No stranger to the mechanics of workforce integration, Straub and his AIMD staff designed integrated work centers where Sailors and civilian artisans worked side-by-side prior to the FRCSW formation. “Our ‘Petri-dish’ experiment with the APX-100 IFF transponder gave us the opportunity to address our concerns of being a fully integrated workforce,” he explained, “We enlisted the help of experts from both the AIMD-side and Depot-side and formed teams to identify differences and similarities, and then put together a future design of how we will operate in the Fleet Readiness Center construct.”
To help ensure product success, Straub said, AIRSpeed tools were used as a foundation for all decisions. Further, cross-functional teams were created to address the 5M’s (manpower, material, methods, measurements, and machines). The teams also developed training materials, SOPs and business rules to better equip managers and supervisors on their roles in the new integrated workforce.
AIRSpeed improvements were instrumental in the integration of AIMD technicians with experience on the SH-60 Seahawk helicopter and its components, adding to the overall value and capabilities within FRCSW. Straub said the ability to integrate speed and velocity of repair at AIMD proved significant in the integrated work cell for the repair of the AN/APX-100 IFF transponder. This momentum, he said, will now carry forward as the merger of Sailors and artisans continues throughout the FRCSW Components Department.

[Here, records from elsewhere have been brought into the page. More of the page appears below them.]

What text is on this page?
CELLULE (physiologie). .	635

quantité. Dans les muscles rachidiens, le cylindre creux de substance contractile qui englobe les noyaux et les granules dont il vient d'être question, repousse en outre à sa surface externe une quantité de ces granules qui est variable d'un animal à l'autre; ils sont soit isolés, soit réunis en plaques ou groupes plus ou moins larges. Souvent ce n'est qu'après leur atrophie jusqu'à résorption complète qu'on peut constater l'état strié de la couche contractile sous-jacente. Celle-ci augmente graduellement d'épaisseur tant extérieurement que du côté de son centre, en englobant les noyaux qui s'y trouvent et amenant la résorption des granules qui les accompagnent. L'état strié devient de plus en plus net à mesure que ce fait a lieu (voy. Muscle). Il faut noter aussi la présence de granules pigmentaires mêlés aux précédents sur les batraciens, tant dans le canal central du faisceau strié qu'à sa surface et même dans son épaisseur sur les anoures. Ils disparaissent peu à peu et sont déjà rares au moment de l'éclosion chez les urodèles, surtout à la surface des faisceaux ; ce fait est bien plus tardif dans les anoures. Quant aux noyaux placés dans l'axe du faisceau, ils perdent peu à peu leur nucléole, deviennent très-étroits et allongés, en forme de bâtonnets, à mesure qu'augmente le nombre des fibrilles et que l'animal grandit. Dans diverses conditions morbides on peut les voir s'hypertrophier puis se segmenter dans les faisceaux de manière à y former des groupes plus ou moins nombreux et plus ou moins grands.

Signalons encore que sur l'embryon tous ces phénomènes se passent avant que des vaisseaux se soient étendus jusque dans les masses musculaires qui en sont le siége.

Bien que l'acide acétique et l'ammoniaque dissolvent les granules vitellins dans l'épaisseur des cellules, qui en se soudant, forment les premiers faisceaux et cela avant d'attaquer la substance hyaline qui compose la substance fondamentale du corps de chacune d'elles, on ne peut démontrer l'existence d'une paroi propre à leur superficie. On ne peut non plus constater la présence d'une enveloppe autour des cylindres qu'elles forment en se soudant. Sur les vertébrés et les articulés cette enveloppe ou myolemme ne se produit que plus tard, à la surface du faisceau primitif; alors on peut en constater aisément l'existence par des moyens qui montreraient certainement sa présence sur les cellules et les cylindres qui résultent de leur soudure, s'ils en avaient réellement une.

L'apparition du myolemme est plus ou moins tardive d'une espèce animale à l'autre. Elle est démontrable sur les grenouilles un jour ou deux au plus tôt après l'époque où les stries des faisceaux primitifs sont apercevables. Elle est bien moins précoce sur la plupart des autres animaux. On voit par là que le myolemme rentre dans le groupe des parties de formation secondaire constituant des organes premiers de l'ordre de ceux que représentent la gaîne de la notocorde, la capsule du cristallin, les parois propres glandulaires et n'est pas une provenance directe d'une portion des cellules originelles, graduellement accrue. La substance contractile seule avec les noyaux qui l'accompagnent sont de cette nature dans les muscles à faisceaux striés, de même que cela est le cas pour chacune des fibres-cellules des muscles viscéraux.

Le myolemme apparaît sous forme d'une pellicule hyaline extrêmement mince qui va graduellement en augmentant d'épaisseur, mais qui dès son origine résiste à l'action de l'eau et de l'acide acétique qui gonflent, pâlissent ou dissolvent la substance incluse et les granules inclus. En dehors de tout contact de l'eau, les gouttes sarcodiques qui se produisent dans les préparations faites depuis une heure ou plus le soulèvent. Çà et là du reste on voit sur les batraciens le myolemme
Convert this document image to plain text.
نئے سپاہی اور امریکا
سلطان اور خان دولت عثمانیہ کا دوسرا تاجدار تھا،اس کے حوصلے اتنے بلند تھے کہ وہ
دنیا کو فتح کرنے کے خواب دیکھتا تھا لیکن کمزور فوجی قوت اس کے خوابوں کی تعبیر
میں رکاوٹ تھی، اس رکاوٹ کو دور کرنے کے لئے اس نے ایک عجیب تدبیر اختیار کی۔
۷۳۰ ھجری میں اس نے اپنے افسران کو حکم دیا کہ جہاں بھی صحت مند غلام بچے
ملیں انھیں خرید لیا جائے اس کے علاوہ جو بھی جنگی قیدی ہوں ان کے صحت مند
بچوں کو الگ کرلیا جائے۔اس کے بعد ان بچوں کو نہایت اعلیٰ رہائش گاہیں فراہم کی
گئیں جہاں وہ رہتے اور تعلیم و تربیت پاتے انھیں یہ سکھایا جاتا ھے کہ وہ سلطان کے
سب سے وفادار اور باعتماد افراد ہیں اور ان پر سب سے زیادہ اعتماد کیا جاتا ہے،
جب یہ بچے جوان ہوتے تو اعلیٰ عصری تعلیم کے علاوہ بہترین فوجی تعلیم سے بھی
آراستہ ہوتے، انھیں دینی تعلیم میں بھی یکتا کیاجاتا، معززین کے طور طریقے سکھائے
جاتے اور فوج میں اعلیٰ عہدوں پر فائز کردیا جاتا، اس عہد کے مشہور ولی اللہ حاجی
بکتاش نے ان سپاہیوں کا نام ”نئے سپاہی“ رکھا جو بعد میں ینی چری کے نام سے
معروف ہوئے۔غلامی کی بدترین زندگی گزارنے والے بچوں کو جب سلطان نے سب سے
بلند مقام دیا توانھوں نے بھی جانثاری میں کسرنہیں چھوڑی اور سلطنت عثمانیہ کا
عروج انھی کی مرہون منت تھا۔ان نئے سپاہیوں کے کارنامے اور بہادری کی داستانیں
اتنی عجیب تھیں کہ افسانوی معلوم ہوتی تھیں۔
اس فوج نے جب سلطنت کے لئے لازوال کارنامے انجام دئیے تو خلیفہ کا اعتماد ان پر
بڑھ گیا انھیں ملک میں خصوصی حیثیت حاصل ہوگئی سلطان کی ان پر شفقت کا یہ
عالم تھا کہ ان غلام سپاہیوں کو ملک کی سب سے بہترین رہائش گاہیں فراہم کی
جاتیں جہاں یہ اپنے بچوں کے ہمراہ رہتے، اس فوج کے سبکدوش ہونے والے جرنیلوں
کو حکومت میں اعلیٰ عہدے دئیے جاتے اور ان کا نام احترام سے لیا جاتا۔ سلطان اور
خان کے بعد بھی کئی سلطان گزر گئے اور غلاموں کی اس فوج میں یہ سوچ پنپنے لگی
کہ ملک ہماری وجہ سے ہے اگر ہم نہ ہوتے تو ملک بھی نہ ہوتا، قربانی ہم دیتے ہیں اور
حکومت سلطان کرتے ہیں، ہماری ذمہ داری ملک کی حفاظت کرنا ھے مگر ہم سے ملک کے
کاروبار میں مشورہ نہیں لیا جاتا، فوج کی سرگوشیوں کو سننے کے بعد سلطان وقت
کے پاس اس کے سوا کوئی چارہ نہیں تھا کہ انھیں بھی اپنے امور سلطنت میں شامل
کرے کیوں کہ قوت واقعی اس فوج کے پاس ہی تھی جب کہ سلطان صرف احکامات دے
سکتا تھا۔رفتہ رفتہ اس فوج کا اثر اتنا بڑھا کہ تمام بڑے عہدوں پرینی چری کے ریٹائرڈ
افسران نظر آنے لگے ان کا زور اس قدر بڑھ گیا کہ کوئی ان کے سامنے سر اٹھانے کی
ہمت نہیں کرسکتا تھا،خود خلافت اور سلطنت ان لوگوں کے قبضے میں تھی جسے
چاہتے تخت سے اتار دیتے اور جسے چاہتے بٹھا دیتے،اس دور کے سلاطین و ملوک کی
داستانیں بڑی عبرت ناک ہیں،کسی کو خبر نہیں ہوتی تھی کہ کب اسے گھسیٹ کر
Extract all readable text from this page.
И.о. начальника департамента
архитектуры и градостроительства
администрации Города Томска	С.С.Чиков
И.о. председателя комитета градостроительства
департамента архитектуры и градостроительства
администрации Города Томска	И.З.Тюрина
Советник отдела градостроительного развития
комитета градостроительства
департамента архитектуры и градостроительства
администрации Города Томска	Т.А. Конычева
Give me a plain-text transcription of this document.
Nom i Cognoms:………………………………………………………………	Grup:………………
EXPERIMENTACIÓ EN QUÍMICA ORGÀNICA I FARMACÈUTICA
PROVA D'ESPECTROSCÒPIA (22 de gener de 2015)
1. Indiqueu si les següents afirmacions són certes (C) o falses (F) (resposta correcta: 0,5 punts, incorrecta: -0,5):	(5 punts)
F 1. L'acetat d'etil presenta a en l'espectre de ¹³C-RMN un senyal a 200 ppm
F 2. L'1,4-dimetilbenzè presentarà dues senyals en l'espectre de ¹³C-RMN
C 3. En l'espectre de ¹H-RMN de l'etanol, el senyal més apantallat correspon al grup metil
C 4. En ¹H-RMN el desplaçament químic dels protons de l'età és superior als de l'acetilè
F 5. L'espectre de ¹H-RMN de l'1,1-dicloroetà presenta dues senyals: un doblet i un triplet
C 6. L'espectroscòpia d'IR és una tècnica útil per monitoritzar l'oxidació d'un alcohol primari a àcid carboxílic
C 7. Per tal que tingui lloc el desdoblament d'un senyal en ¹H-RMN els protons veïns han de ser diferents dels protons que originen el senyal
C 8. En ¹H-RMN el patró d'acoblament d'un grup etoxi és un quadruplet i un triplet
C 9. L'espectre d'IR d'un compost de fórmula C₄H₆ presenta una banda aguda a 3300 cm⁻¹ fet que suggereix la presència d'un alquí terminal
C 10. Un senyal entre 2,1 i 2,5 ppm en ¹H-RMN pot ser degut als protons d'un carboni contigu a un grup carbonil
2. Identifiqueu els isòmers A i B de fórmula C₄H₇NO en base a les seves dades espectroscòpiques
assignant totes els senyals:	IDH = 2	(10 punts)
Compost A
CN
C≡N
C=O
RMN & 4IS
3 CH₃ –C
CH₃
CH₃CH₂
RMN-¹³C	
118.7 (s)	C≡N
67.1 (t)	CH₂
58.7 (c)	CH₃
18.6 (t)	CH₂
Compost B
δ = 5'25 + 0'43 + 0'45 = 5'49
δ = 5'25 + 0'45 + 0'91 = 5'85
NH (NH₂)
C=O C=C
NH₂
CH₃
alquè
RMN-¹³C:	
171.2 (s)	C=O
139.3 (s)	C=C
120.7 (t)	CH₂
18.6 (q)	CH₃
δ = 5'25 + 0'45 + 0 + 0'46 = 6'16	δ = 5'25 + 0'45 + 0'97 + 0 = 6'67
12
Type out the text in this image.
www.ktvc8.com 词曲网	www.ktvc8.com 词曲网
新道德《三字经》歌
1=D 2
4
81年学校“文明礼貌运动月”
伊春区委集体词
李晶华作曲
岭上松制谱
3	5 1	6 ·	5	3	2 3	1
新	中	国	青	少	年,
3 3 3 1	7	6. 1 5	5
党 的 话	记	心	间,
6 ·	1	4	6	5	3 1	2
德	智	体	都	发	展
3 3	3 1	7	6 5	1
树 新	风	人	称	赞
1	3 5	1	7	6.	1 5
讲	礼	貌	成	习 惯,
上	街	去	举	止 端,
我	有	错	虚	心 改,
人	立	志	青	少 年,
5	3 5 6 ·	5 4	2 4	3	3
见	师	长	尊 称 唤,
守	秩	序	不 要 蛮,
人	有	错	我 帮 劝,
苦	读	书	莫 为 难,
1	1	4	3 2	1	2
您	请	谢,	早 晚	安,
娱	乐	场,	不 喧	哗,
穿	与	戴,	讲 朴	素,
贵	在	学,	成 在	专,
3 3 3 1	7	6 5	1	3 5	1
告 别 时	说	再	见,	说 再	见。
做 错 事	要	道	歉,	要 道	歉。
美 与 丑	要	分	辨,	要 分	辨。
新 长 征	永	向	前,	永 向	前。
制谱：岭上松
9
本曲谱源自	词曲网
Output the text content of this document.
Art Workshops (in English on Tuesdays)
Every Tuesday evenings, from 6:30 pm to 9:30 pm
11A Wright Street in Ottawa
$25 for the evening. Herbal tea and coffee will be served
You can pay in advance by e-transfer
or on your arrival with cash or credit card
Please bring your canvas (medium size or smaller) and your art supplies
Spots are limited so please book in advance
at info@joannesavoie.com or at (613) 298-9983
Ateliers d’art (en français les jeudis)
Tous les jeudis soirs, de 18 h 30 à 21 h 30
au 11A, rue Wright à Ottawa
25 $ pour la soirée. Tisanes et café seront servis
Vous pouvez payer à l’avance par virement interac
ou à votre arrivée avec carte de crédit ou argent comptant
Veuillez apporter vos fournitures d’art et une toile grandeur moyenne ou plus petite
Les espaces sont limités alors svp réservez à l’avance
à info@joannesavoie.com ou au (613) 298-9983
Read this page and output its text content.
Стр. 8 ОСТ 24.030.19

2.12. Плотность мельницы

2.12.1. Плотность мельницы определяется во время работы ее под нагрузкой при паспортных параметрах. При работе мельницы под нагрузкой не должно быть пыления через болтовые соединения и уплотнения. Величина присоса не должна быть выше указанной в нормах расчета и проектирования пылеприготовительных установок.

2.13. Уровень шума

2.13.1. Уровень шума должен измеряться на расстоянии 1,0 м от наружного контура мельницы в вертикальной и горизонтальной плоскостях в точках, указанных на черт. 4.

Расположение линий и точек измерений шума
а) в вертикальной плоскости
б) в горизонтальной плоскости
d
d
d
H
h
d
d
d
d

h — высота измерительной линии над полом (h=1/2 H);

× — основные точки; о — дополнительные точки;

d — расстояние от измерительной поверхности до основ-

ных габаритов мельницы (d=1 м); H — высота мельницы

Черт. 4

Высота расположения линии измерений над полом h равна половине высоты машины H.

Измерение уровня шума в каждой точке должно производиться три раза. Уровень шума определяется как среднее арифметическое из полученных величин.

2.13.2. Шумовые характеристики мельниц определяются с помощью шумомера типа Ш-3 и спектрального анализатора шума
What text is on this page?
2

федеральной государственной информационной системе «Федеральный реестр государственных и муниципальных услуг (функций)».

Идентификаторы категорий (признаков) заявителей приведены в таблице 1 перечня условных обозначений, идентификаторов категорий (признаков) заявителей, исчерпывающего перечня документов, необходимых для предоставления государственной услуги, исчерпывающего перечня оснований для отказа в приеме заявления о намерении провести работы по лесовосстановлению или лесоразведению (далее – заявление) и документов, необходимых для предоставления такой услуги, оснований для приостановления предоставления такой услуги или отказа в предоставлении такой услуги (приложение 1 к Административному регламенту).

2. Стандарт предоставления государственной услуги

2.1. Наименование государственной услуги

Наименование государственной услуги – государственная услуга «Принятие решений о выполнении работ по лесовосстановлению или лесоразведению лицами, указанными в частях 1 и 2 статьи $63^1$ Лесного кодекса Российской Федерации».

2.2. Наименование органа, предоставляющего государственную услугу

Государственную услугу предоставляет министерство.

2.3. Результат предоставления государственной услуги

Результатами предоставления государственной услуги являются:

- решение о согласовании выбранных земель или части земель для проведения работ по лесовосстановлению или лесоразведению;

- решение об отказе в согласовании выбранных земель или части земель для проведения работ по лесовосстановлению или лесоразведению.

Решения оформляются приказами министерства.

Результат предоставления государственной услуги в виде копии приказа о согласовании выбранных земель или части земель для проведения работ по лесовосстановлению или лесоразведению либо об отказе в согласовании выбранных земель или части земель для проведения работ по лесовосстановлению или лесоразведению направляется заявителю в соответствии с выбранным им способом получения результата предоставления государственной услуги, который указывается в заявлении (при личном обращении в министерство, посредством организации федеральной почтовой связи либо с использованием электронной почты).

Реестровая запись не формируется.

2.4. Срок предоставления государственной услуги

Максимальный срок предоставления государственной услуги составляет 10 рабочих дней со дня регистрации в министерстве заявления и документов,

To reduce its Beyond Capability of Maintenance (BCM) costs while increasing capability at a lower cost, Munning said
Site Point Mugu is working to qualify its civilian workforce to perform depot level repairs. “In many cases, our highly-skilled workforce has already been completing tasks above the I-level standards, but now we are working to get these artisans ‘certified’ through a training process going on right now at FRCSW,” he said.
In addition to workforce issues, Straub said the opportunity to work within FRCSW’s Maintenance, Repair and Operational (MRO) business sector was not only challenging, but also the most beneficial aspect of changing the AIMD officer billet to that of a Components Officer. “Although I was the (AIMD) Maintenance Officer, the production aspect of the business was left more in the hands of the Maintenance Material Control Officer with me providing the ‘stick and rudder’ where and when required.”
He said his new position has focused him on the production of components, working within budget and managing costs and materials. Straub works with two different funding types: one common to direct military operations such as AIMD, and the other derived from the Navy Working Capital Fund (NWCF), involving the industrial aspects of component production. Funding challenges include direct and indirect costs, variances of costs and performances, buyer-seller negotiations, and competing production schedules.
“My new job has broadened my production management skills more so than as an AIMD Officer, and will make me a more effective maintenance officer,” he said.